Le 12 août 2003, au cours de l'émission de France 2 « On vous dit pourquoi » présentée par Jérôme Bonaldi et consacrée à la planète Mars, fut diffusé un reportage qui prétendait que des scientifiques étudiaient les ovnis.
Au lieu d'informer le public sur la difficulté d'interprétation des images des sondes spatiales (à titre d'exemple, le faux visage martien ou les photos de pseudo-« végétation » martienne médiatisées encore récemment), l'équipe journalistique de Jérôme Bonaldi a, chose peu habituelle, plongé dans la facilité du sensationnalisme. Sans rapport avec la Planète rouge et la conquête spatiale, ce reportage sur les ovnis (vus sur Terre et non sur Mars jusqu'à plus ample informé) tombait comme un cheveu sur la soupe.
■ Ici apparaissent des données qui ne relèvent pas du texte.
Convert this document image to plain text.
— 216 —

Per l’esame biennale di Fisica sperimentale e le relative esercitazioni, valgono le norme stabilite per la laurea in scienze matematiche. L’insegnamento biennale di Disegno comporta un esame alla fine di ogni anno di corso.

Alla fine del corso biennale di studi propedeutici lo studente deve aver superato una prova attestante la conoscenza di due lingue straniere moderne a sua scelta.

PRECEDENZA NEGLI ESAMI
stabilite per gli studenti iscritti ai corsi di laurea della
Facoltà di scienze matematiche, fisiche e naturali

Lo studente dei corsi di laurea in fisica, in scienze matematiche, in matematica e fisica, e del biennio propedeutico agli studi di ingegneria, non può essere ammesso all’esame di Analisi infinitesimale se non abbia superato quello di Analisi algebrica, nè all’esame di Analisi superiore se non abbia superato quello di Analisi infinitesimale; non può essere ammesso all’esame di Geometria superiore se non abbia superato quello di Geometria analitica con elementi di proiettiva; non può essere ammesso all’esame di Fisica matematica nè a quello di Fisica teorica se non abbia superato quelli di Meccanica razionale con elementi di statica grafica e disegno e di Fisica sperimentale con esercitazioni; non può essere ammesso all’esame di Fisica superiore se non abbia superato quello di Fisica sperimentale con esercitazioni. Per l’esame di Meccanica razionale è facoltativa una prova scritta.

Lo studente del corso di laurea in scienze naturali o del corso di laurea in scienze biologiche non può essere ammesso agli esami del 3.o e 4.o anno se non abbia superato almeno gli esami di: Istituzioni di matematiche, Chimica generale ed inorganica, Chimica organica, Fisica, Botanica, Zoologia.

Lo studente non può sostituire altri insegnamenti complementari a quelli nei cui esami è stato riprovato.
A moins que le commanditaire de ce reportage, ne considère que le public en est encore au stade de croire que les ovnis sont des engins pilotés par des Martiens ou bien que « On vous dit pourquoi ? » devait implicitement inculquer au public cette idée, désormais désuète. Encore un exemple d'occasion manquée par un journaliste d'instruire le grand public en expliquant comment et pourquoi certaines personnes confondent parfois des planètes comme Mars, Vénus ou Jupiter, notre satellite la Lune, voire même des étoiles, avec des ovnis et de démythifier les prétendus ovnis vu par des astronautes ou filmés d'une navette. La matière éducative ne manquait pas pour notre chaîne de service public.
Evidemment, le seul scientifique « ès ovnis » présenté fut Jean-Jacques Vélasco, responsable au sein du CNES de Toulouse du mini Service d'Expertise des Phénomènes Rares Aérospatiaux, organisme qui n'est que la continuité relookée du Service d'Expertise des Phénomènes de Rentrées Atmosphériques, ayant préféré changer de nom après son énorme bévue dans sa communication sur l'ovni du 5 novembre 1990 (Lire les travaux lucides de Robert Alessandri sur cette affaire : )
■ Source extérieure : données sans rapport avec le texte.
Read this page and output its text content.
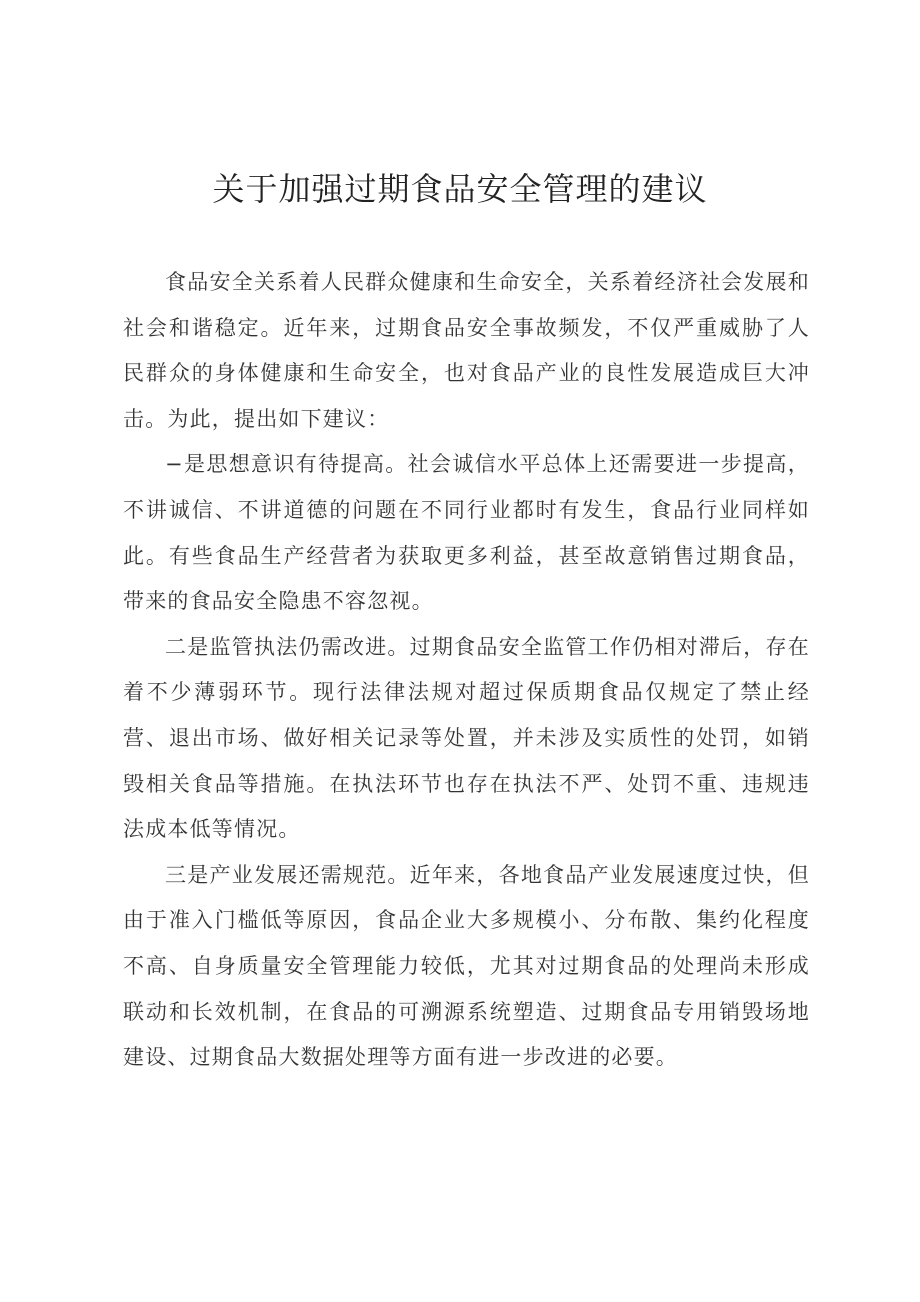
关于加强过期食品安全管理的建议

食品安全关系着人民群众健康和生命安全，关系着经济社会发展和社会和谐稳定。近年来，过期食品安全事故频发，不仅严重威胁了人民群众的身体健康和生命安全，也对食品产业的良性发展造成巨大冲击。为此，提出如下建议：

−是思想意识有待提高。社会诚信水平总体上还需要进一步提高，不讲诚信、不讲道德的问题在不同行业都时有发生，食品行业同样如此。有些食品生产经营者为获取更多利益，甚至故意销售过期食品，带来的食品安全隐患不容忽视。

二是监管执法仍需改进。过期食品安全监管工作仍相对滞后，存在着不少薄弱环节。现行法律法规对超过保质期食品仅规定了禁止经营、退出市场、做好相关记录等处置，并未涉及实质性的处罚，如销毁相关食品等措施。在执法环节也存在执法不严、处罚不重、违规违法成本低等情况。

三是产业发展还需规范。近年来，各地食品产业发展速度过快，但由于准入门槛低等原因，食品企业大多规模小、分布散、集约化程度不高、自身质量安全管理能力较低，尤其对过期食品的处理尚未形成联动和长效机制，在食品的可溯源系统塑造、过期食品专用销毁场地建设、过期食品大数据处理等方面有进一步改进的必要。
Venons-en aux faits présentés pendant l'émission. Le 9 décembre 2002, vers 10h45, Eric Ganachaud, pilote instructeur (depuis 30 ans), décolle dans un TB20 avec deux élèves à bord. Le vent est faible et la visibilité est parfaite. A 500 pieds, lors de la montée, cet instructeur dit alors avoir observé un phare « comme celui d'un avion Mirage mais 4 à 5 fois plus gros que la taille d'un phare habituel ». Il précise qu'il a l'habitude d'observer des Mirages dans ce secteur mais que cela n'y ressemblait pas. Il a l'impression que l'ovni lumineux fonce vers lui. La tour de contrôle ne signale aucun avion dans son secteur. Le pilote entame alors un virage à droite. Dès lors l'ovni s'éteint pour se transformer en une boule grise qui s'éloigne plus vite qu'un Mirage vers Dunkerque. Le commentateur indique que d'après le directeur du SEPRA, qui a recoupé, vérifié et « n'a rien laissé au hasard », « l'ovni n'a laissé aucun écho sur les radars » et même que « l'ovni n'est pas dû à un phénomène météo rare ni à un engin secret. »
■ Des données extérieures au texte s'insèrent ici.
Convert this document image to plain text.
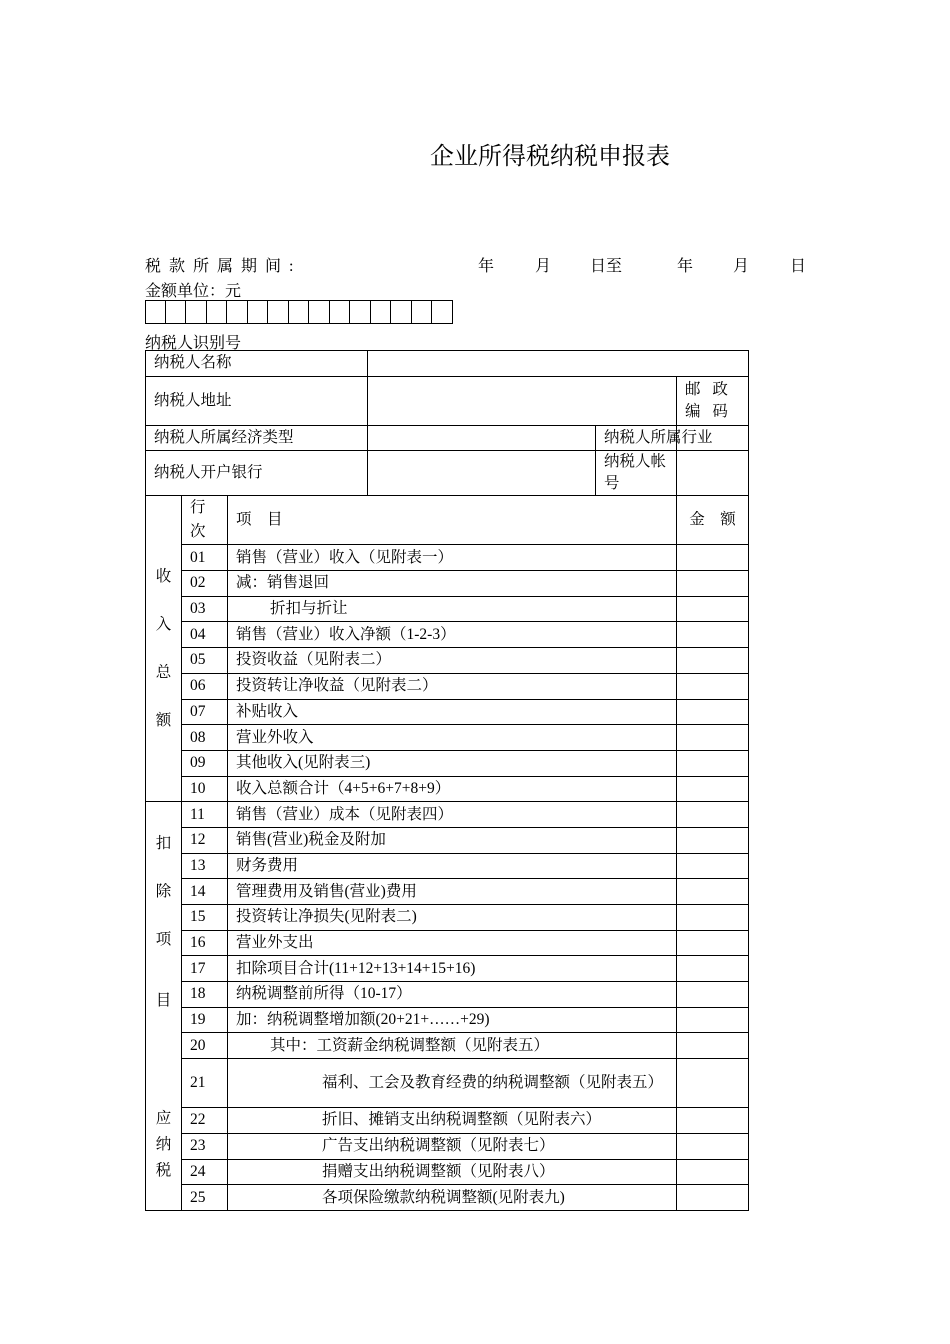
企业所得税纳税申报表
税 款 所 属 期 间 :	年	月 日至	年 月	日
金额单位：元
纳税人识别号
纳税人名称						
纳税人地址					邮 政 编 码	

纳税人所属经济类型				纳税人所属行业		
纳税人开户银行				纳税人帐号		

收
入
总
额	行次	项　目			金　额	
	01	销售（营业）收入（见附表一）				
	02	减：销售退回				
	03	折扣与折让				
	04	销售（营业）收入净额（1-2-3）				
	05	投资收益（见附表二）				
	06	投资转让净收益（见附表二）				
	07	补贴收入				
	08	营业外收入				
	09	其他收入(见附表三)				
	10	收入总额合计（4+5+6+7+8+9）				

扣
除
项	11	销售（营业）成本（见附表四）				
	12	销售(营业)税金及附加				
	13	财务费用				
	14	管理费用及销售(营业)费用				
	15	投资转让净损失(见附表二)				
	16	营业外支出				
	17	扣除项目合计(11+12+13+14+15+16)				

目
应
纳
税	18	纳税调整前所得（10-17）				
	19	加：纳税调整增加额(20+21+……+29)				
	20	其中：工资薪金纳税调整额（见附表五）				
	21	福利、工会及教育经费的纳税调整额（见附表五）				

	22	折旧、摊销支出纳税调整额（见附表六）				
	23	广告支出纳税调整额（见附表七）				
	24	捐赠支出纳税调整额（见附表八）				
	25	各项保险缴款纳税调整额(见附表九)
Faisons un petit intermède pour réfléchir quelques minutes sur ce nouvel « ovni made in SEPRA », sur la base des informations contenues dans ce reportage.
Le SEPRA :
Enfin l'hypothèse d'un exercice de tir, en mer, d'un petit missile mer-air mériterait aussi d'être formellement exclue. On connaît quelques cas de confusion avec ces engins.
Croire que le pilote a vu un objet volant qu'il n'a pas pu identifier est une évidence. En revanche, croire que cet objet était non terrestre, inexplicable ou mystérieux et qu'il serait dès lors un cas d'ovni solide, bien vérifié, exige pour un esprit rationnel de demander au SEPRA-CNES (comme aux journalistes de « On vous dit pourquoi »), par décence et respect pour le public, de prouver que toutes les vérifications sus-citées ont aussi été faites pour exclure au moins une méprise due à un reflet solaire.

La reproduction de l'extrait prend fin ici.